Quarterly median sea surface temperatures (a-d) and chlorophyll-a from 2002- 2009 (e-h). Contour lines represent the 95th percentile of relative density for the entire northeast Pacific Ocean shown in Figure 4a,b (the highest 5% of relative densities fall within the contour lines). The area of highest relative density moved northward as waters warmed and chlorophyll-a increased (quarter 3) and southward (quarter 4) as waters cooled.

That enabled the 75 scientists involved - participating is what is being hailed as the largest ever 'biologging' study - to come to new conclusions on what drives the migration of the ocean's top predators. 'This is the first publication that pulls all of the pieces together in one place,' said Dr. Daniel Costa, from the University of California. 'We brought together a large team of investigators to study diverse species and look at how these organisms use the ocean. It is an unprecedented examination of so many species over such a large scale.'

It seems that predators across the species boundaries share an uncanny knack to sense where the rich-pickings are, and to home in on them unfailingly - across thousands of miles, year after year. One of the Pacific's real sweet spots for attracting predators is the California Current, which flows south along the US west coast. Like the North Pacific Transition Zone, found between Hawaii and Alaska, this zone of upwelling cool waters, loaded with plankton, is perfect for supporting vast plumes of krill.
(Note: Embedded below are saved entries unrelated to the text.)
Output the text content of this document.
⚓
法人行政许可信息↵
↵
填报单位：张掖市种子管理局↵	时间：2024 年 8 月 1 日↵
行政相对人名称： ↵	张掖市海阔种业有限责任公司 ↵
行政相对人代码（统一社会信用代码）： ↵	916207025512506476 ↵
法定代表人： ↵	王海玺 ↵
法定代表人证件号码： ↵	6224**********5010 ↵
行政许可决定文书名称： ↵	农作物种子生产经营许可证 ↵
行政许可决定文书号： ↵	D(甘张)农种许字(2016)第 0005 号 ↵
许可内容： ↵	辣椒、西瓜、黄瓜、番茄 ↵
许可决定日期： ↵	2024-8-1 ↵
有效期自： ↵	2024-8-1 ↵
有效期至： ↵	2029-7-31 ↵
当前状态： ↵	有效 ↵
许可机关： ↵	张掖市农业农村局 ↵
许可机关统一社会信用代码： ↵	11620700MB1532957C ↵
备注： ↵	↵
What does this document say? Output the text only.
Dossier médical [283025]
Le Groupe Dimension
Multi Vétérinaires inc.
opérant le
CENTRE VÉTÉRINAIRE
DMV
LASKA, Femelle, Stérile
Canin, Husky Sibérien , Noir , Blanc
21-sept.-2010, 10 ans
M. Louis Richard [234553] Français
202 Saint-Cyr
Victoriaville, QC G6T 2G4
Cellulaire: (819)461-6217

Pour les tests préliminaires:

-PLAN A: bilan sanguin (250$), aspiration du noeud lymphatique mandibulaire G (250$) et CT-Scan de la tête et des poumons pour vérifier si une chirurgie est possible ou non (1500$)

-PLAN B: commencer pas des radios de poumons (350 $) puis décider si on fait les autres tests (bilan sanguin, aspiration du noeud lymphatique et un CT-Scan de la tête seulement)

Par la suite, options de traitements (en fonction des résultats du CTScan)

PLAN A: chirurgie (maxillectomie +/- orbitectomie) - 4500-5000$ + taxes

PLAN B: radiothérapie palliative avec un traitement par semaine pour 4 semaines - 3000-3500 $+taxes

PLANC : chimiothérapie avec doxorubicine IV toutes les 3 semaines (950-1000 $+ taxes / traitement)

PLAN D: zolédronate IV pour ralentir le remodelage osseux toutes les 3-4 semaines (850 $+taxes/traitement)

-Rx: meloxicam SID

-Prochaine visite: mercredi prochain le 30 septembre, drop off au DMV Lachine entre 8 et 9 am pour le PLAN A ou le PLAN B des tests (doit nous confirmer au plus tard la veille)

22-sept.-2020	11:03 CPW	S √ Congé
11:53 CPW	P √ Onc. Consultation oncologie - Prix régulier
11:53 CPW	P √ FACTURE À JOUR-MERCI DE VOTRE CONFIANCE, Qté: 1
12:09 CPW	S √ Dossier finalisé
Track duration and fidelity. Multi-year track displaying fidelity in consecutive years (a) Pacific bluefin tuna (903 days), (b) Salmon shark (862 days) and (c) Mako shark (707 days). (d) Female northern elephant seals tagged in consecutive years show fidelity to rookery and migration paths. Lower track: female tracked during post-moult migrations of 2004 and 2005. Upper track: female tracked during post-breeding migrations in 2005 and 2006.

As the founding layer of the marine food chain, krill swarms then bring in many other predators - from blue whales, that feed on them directly, to blue-fin tuna, which are after the fish that also feast on the krill. Whilst some predators are happy to follow the California Current throughout their lives - such as California sea lions - others home in from the other side of the Pacific, like the maturing blue-fin tuna coming from Japan.

The ability to map how the ocean's main predators respond to shifting bio-hotspots has left scientists excited - such information is seen as essential in helping the preservation of vulnerable oceanic ecosystems. "Using satellite observations of temperature and chlorophyll concentrations alone, we can now predict when and where individual species are likely to be in a given ocean region and begin to understand factors that control their movements. This is fundamental to the concept of ecosystem-based management," said Dr. Costa.